New Hampshire’s state tax revenue is relatively stable, but the State’s largest tax may be among the most volatile types of common taxes, a new analysis from The Pew Charitable Trusts suggests.
Between 1997 and 2016, New Hampshire’s tax volatility, as measured through percentage changes from the prior fiscal year, was only higher than five other states, suggesting New Hampshire’s tax revenues do not typically deviate dramatically from year to year relative to other states.
The State’s unique tax structure likely aids this stability. New Hampshire has a relatively diverse set of revenue streams, while other states lean more heavily on single sources. Another Pew analysis of U.S. Census Bureau data show that no single category of taxation accounted for more than 37.2 percent of New Hampshire’s state tax revenue sources in State fiscal year 2016, while Oregon and Virginia collected 69.6 percent and 57.7 percent of state tax revenues, respectively, from personal income taxes, and Texas and Washington used general sales taxes to collect 61.6 percent and 60.9 percent, respectively of state tax revenues. As New Hampshire leans less on one or more large sources for tax revenue than other states, it is likely less susceptible to swings in overall revenue stemming from changes in single sources. Local governments in New Hampshire, however, do not have diverse tax revenue streams; local tax revenue is heavily reliant on property taxation. For more on New Hampshire’s methods for collecting revenues, see NHFPI’s Revenue in Review resource.
Digging into the diverse revenue streams and drawing on the experiences from other states shows some risk for New Hampshire, however. The new Pew analysis of all 50 states notes that corporate income tax revenue was more volatile than the other major tax sources in 19 of the 24 states in which Pew considered corporate income taxation a major tax. The analysis noted that New Hampshire’s corporate income tax volatility score was the lowest of any of the other states, which in many cases have significantly higher volatility. This stability is likely due to New Hampshire’s relatively stable and broader-based Business Enterprise Tax (BET), which is a tax based largely on compensation and does not depend directly on corporate profits. New Hampshire’s Business Profits Tax (BPT) is structured in a more typical manner relative to other states’ corporate income taxes, and BPT revenue depends more directly on corporate profits and a narrower base than the BET. A larger number of businesses are liable for BET tax payments than BPT tax payments, and BET tax incidence is more broadly distributed across smaller and larger taxpayers than BPT tax incidence, which falls primarily on the largest taxpayers.
The Pew analysis does not separate the BPT and the BET on the New Hampshire level, combining them both into the corporate income taxes category. NHFPI analysis suggests that the BPT has been more volatile than the BET in New Hampshire in recent years, and the Pew analysis of other states suggests that reliance on BPT-like taxes may lead to more revenue volatility.

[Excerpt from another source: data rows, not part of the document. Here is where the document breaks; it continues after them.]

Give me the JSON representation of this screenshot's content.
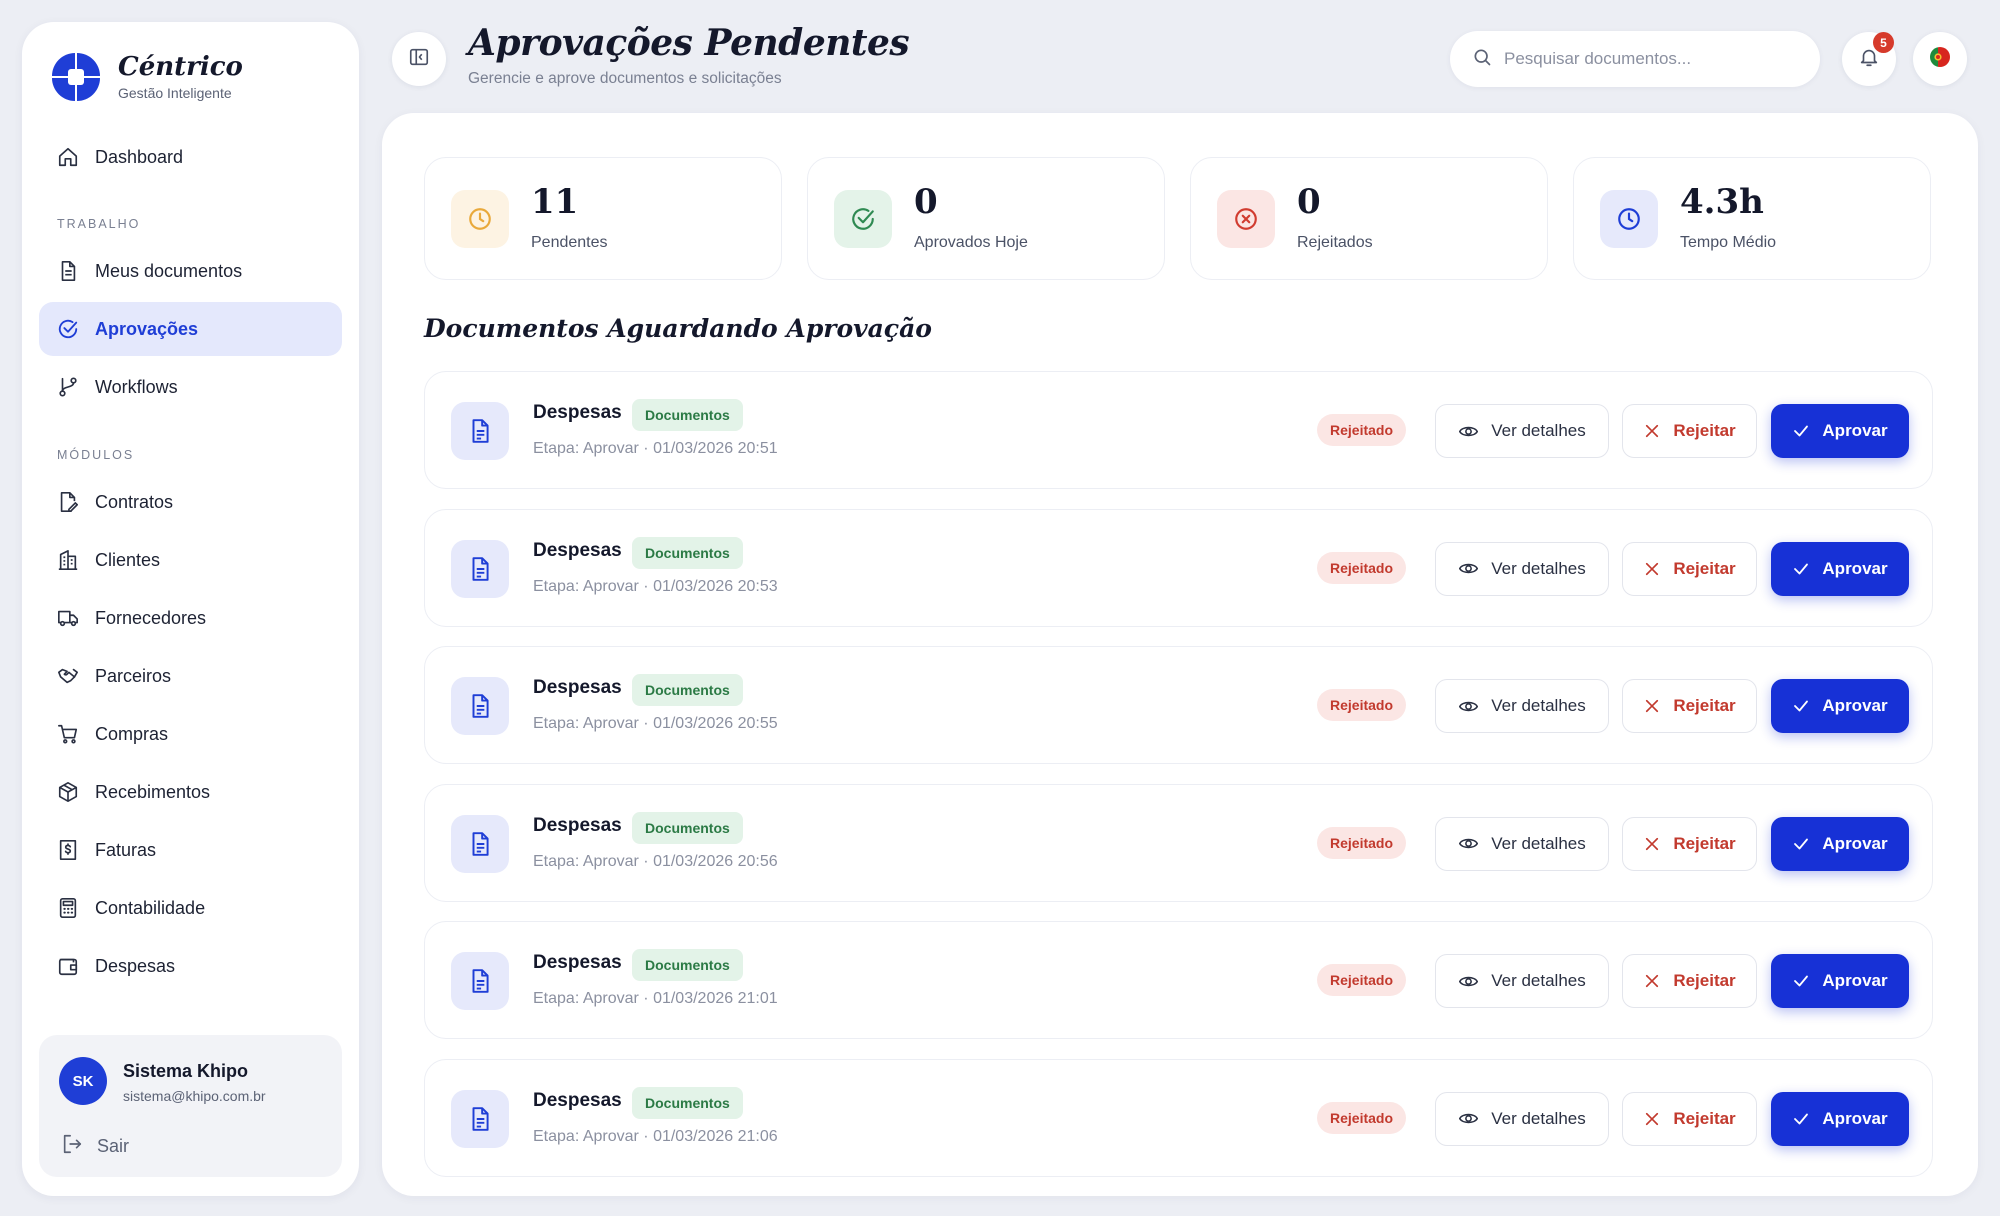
{
  "brand": {
    "name": "Céntrico",
    "subtitle": "Gestão Inteligente"
  },
  "sidebar": {
    "dashboard_label": "Dashboard",
    "section_work": "TRABALHO",
    "section_modules": "MÓDULOS",
    "work_items": [
      {
        "label": "Meus documentos",
        "icon": "file-text-icon"
      },
      {
        "label": "Aprovações",
        "icon": "check-circle-icon",
        "active": true
      },
      {
        "label": "Workflows",
        "icon": "git-branch-icon"
      }
    ],
    "module_items": [
      {
        "label": "Contratos",
        "icon": "file-signature-icon"
      },
      {
        "label": "Clientes",
        "icon": "building-icon"
      },
      {
        "label": "Fornecedores",
        "icon": "truck-icon"
      },
      {
        "label": "Parceiros",
        "icon": "handshake-icon"
      },
      {
        "label": "Compras",
        "icon": "cart-icon"
      },
      {
        "label": "Recebimentos",
        "icon": "package-icon"
      },
      {
        "label": "Faturas",
        "icon": "invoice-icon"
      },
      {
        "label": "Contabilidade",
        "icon": "calculator-icon"
      },
      {
        "label": "Despesas",
        "icon": "wallet-icon"
      }
    ]
  },
  "user": {
    "initials": "SK",
    "name": "Sistema Khipo",
    "email": "sistema@khipo.com.br",
    "logout_label": "Sair"
  },
  "header": {
    "title": "Aprovações Pendentes",
    "subtitle": "Gerencie e aprove documentos e solicitações",
    "search_placeholder": "Pesquisar documentos...",
    "notification_count": "5"
  },
  "stats": [
    {
      "value": "11",
      "label": "Pendentes",
      "icon": "clock-icon",
      "color": "#e9a93b",
      "bg": "#fdf3e3"
    },
    {
      "value": "0",
      "label": "Aprovados Hoje",
      "icon": "check-circle-icon",
      "color": "#2f8a52",
      "bg": "#e4f3e9"
    },
    {
      "value": "0",
      "label": "Rejeitados",
      "icon": "x-circle-icon",
      "color": "#d13c30",
      "bg": "#fbe6e4"
    },
    {
      "value": "4.3h",
      "label": "Tempo Médio",
      "icon": "clock-icon",
      "color": "#1f3ed6",
      "bg": "#e6e9fb"
    }
  ],
  "section_title": "Documentos Aguardando Aprovação",
  "actions": {
    "details": "Ver detalhes",
    "reject": "Rejeitar",
    "approve": "Aprovar"
  },
  "documents": [
    {
      "name": "Despesas",
      "tag": "Documentos",
      "meta": "Etapa: Aprovar · 01/03/2026 20:51",
      "status": "Rejeitado"
    },
    {
      "name": "Despesas",
      "tag": "Documentos",
      "meta": "Etapa: Aprovar · 01/03/2026 20:53",
      "status": "Rejeitado"
    },
    {
      "name": "Despesas",
      "tag": "Documentos",
      "meta": "Etapa: Aprovar · 01/03/2026 20:55",
      "status": "Rejeitado"
    },
    {
      "name": "Despesas",
      "tag": "Documentos",
      "meta": "Etapa: Aprovar · 01/03/2026 20:56",
      "status": "Rejeitado"
    },
    {
      "name": "Despesas",
      "tag": "Documentos",
      "meta": "Etapa: Aprovar · 01/03/2026 21:01",
      "status": "Rejeitado"
    },
    {
      "name": "Despesas",
      "tag": "Documentos",
      "meta": "Etapa: Aprovar · 01/03/2026 21:06",
      "status": "Rejeitado"
    }
  ],
  "colors": {
    "accent": "#1731d6",
    "accent_soft": "#e4e8fc",
    "reject": "#c23a2e",
    "tag_green": "#2b7a45"
  }
}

Data suggest corporate income tax volatility has been a concern for many states recently, with corporate income tax revenues falling short for most states relative to their revenue projections in fiscal year 2016. New Hampshire has had relatively robust business tax revenues during State fiscal years 2016 and 2017, but might not continue to enjoy sustained revenue growth from these sources. The BET likely helps stabilize State business tax revenues, but on June 22 the New Hampshire Legislature approved a State Budget that will substantially reduce the BET rate by 2021, eliminating this stabilizing revenue source’s General Fund contribution and increasing the risk of reduced revenue overall relative to prior tax rates. New Hampshire’s tax system has a wide variety of streams at the State level, but the BPT and BET are among the most important. As both taxes are set to undergo rate reductions, pressure may increase on other State revenue sources, and on the local property tax, if revenues decline and funding for key services needs to be recovered from other sources.